The Drama of the Drone Papers

Man walks past a graffiti, denouncing strikes by U.S. drones in Yemen, painted on a wall in Sanaa
Graffiti denouncing strikes by U.S. drones in Yemen.Photo: Khaled Abdullah/© Corbis. All Rights Reserved.

There are two newsmaking items from the Drone Papers, the latest batch of national security revelations published by the Intercept last week. The first is that Glenn Greenwald, Jeremy Scahill, et al, have a major source who is not Edward Snowden. The second, more consequential news is that for every intended or authorized target the United States kills in distant drone strikes, it also kills about six other people who are not intended or authorized targets.

We have always known that the drone program involves collateral damage (to use that old military term). The administration has been eager to publicize the extensive intelligence work and moral labor that goes into choosing assassination targets. But all of that deliberation concerns only a small minority of the actual victims. Most of those people the United States kills in the drone programs, it now seems, are not targets carefully selected for assassination, but people who are simply in the vicinity, about whom neither the intelligence analysts nor the drone operators really know anything at all.

These numbers come from a classified Pentagon review of a single program called Operation Haymaker, in which special-operations teams on the ground in northeastern Afghanistan’s Kunar Province worked with intelligence analysts and drone operators around the world to pinpoint targets. According to the Pentagon review, 39 targets were killed. So were 219 other people. The civilian casualties tabulated in these classified documents, according to the Intercept’s calculations, are roughly double what had been acknowledged publicly.

In other operations, at other places or times, these ratios are bound to be a bit different. But Operation Haymaker was a large and well-supported campaign, and from what information we have about the drone program generally, it doesn’t seem to be an outlier. If you are trying to decide what to believe about drone assassinations, these numbers are probably the best place to start.

One question — maybe the most pressing question — is how the public feels about that brutal ratio of one targeted death to five or six unintended. The evidence so far is that the public is more or less okay with it.
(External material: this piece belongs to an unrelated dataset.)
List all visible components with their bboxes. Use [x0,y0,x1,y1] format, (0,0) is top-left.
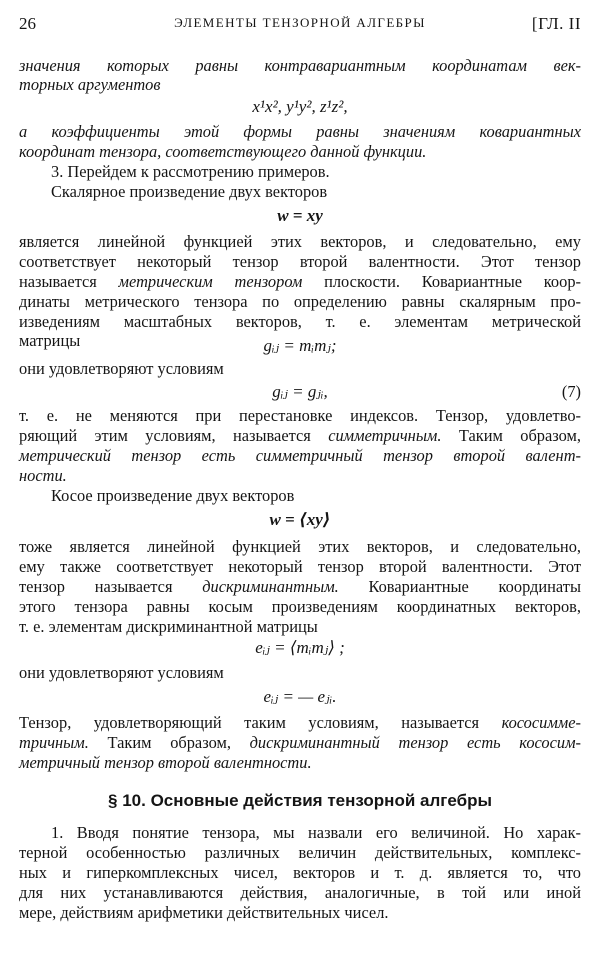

Though these numbers are more concrete than we’ve had before, and though the Intercept has done admirable work in further detailing how the decision to assassinate is made and put into operation, the basic story — that the aerial assassinations are not really so surgical — is pretty familiar. “Every independent investigation of the strikes has found far more civilian casualties than administration officials admit,” Scott Shane of the Times put it, summing up a decade’s worth of findings this April.

And yet even though there have been some iconic cases — the strike that hit a wedding party in rural Yemen in December 2013, for instance, killing a dozen people but not its intended target — there has not been much of a political movement against the program. It is hard to imagine the question of Afghan civilian casualties becoming an issue in this presidential election. So far our ongoing military involvements overseas have had virtually no profile there at all.

Scahill’s team handles one category of revelations in the Drone Papers with particular elegance: the chaos and uncertainty of the intelligence that undergirds the identification of a target. The system relies very heavily on “signal intelligence” — the streams of metadata that are attached to cell phones — and often, according to the Intercept’s reporting, that intelligence is just wrong. “It’s stunning the number of instances when selectors are misattributed to certain people,” says the Source, as the person involved in the program, who leaked the Drone Papers, is referred to throughout. “And it isn’t until several months or even years later that you all of a sudden realize that the entire time you thought you were going after this hot target, you wind up realizing it was his mother’s phone the whole time.”

The preference of the Source and for the Pentagon review group seems to be for more human intelligence to supplement and confirm the digital signals. But an approach that leaned more heavily on human intelligence would inevitably require more humans, and if the public has any clearly expressed preferences in this long half-war against terror, it is that we should continue to engage it while involving as few Americans as possible. The preference for signal intelligence over human intelligence may lead to all sorts of lethal bungling. But there is a political context. The decision isn’t arbitrary.

Because they traffic in official secrets, stories like this are inevitably about two things at once. They are about the program they seek to expose, and in that sense the Drone Papers are remarkable, even heroic documents. But they are also about the bureaucracy of secrecy that surrounds them. The absurdity and paranoia of that bureaucracy (and the single-mindedness and triumphalism of those who oppose it) has a way of making a political melodrama out of each leak, as if the truth held in secret must differ vastly from what the public understands.

That isn’t the case with the Drone Papers, but they matter in a lower amplitude way. One problem of governmental secrecy is the atmosphere of vagueness it creates, of plausible moral deniability. What is happening in secret turns out to be very much like what we expected all along. But now we know just how many civilians are being killed. The question is whether that clarity will make any political difference at all.